Рядом с ней была служанка ее же лет, но не проявившая никаких восторгов по поводу красноречия Торнвилля — судя по всему, полная необразованность не позволяла служанке оценить такие вещи.
Меж тем Торнвилль краем глаза приметил даму, и еще большее вдохновение нахлынуло на него. Спорили они с Фрадэном долго и яростно, но было бы скучно воспроизводить их уличный диспут целиком, а определенное представление о нем читатель уже имеет.
Лео говорил о премудрости, как высшем даре Божием, который испросил у Всевышнего царь Соломон, а монах отчаянно возражал, что именно суетная мудрость на старости лет довела царя до идолопоклонства, за что и было разделено царство надвое по кончине его.

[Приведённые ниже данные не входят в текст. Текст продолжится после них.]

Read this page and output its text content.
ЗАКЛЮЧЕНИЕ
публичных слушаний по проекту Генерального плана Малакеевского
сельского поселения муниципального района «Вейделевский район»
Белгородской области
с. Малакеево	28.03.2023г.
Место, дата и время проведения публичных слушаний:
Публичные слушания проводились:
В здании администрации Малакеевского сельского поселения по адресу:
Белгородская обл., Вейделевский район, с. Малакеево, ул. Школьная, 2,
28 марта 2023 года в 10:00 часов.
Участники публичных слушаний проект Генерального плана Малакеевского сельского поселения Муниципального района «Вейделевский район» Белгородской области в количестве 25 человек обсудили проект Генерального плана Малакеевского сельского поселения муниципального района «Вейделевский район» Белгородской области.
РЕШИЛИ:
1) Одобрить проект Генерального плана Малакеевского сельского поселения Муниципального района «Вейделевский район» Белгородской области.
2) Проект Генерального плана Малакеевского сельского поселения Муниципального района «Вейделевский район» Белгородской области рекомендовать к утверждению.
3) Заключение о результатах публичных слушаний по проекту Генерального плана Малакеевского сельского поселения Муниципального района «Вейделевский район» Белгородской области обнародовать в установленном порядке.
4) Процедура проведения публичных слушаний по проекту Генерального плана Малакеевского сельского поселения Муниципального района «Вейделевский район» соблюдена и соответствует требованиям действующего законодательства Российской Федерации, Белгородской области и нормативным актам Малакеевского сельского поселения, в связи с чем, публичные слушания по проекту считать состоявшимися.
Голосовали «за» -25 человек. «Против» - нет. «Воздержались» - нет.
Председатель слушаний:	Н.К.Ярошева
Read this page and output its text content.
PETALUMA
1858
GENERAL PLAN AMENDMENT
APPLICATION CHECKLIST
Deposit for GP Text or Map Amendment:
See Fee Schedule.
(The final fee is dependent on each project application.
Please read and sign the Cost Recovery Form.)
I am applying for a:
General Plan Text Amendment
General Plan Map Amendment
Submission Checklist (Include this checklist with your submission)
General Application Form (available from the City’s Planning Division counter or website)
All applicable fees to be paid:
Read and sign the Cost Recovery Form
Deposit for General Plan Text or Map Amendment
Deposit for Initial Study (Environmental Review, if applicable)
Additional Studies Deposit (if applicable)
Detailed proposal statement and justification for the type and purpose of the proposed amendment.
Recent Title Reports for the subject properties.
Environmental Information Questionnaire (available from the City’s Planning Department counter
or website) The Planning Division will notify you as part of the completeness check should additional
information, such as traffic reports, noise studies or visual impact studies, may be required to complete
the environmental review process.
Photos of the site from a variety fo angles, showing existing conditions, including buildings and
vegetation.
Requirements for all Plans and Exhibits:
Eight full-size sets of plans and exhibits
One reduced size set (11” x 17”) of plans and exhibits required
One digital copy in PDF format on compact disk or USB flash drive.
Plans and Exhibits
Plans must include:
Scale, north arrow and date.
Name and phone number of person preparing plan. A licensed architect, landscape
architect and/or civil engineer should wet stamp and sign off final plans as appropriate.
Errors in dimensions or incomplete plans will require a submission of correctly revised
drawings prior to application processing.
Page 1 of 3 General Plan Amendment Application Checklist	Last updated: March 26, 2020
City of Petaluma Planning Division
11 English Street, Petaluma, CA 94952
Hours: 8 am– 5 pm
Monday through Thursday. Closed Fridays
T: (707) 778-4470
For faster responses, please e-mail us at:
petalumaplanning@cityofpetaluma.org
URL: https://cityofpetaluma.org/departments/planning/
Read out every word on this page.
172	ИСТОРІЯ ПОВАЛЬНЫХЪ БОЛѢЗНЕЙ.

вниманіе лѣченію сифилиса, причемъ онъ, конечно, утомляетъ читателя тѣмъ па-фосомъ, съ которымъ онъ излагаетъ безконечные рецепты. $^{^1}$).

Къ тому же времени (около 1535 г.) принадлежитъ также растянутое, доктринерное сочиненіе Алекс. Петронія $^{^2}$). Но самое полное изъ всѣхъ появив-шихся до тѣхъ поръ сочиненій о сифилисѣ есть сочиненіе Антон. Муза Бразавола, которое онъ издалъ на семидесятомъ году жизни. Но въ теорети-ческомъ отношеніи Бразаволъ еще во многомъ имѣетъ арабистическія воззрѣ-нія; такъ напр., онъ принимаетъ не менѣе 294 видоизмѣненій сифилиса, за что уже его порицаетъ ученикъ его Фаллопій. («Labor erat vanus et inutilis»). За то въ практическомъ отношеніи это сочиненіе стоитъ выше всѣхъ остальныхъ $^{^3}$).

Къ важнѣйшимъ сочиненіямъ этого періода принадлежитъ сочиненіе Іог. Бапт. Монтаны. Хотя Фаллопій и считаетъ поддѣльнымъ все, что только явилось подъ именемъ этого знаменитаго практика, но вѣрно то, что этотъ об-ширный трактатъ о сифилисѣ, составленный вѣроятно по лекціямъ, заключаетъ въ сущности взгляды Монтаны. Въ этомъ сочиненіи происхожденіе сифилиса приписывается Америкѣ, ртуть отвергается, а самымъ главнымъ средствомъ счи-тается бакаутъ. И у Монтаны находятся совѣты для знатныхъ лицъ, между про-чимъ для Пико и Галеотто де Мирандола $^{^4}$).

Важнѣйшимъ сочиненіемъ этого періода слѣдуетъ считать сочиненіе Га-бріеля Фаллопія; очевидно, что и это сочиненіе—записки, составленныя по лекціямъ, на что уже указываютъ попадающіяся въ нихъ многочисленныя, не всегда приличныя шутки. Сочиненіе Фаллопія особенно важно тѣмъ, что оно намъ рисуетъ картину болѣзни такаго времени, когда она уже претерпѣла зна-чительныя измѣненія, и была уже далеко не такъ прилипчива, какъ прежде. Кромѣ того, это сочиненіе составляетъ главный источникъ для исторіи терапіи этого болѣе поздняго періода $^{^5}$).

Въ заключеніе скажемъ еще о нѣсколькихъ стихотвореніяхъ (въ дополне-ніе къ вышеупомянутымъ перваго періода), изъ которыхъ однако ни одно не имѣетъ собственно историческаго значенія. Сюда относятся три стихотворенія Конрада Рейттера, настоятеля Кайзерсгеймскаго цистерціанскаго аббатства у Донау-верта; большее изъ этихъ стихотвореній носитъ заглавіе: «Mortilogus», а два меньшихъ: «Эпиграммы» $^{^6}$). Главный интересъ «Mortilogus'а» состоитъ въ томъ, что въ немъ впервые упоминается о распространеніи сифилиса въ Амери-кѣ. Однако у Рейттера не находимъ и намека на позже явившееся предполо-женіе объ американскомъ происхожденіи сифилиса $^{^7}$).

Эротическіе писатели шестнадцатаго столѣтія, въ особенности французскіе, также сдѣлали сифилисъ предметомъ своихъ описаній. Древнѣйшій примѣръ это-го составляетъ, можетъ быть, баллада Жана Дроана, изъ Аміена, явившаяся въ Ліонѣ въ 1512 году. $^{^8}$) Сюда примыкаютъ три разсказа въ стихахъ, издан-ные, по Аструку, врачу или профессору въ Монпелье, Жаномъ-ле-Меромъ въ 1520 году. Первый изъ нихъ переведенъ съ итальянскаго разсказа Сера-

Затем в споре перешли к теме винопития, которое Фрадэн громил беспощадно, как корень зла, а Лео, напротив, цитировал совет апостола Павла пить вино желудка ради. Рыцарь также вспомнил, что Христос не зря превратил воду в вино на свадьбе и что именно вино претворяется в Кровь Христову.
— Не страшно вино, глаголет Златоуст, страшно пьянство! — вещал монах.
— Да кто ж тут пьян, коль скоро мы с тобой такие речи ведем! — встрял сэр Томас. — Вот! Нас без хрена не сожрешь!
— Да! — поддакнул Джарвис. — На нас где сядешь, там и слезешь! Вдарь ему тоже словом, сэр Грин, да покрепче! — подзудил он старого бражника. Рыцарю, да еще во хмелю, простилось бы многое из высказанного, за что самого Джарвиса могли бы отправить в застенок.
Сэр Грин решил не отставать от Лео и, встав в позу оратора, возгласил:
— Ох уж эти лжепроповедники! Малообразованные монахи, мнящие себя мудрецами! Посмели уподобить себя небесным силам бесплотным — мол, Господь создал ордена серафимов, херувимов и прочих, и мы — как они! Равняют себя не то что с нами, истинными воинами Христовыми, а с ангелами-архангелами! Тьфу![17]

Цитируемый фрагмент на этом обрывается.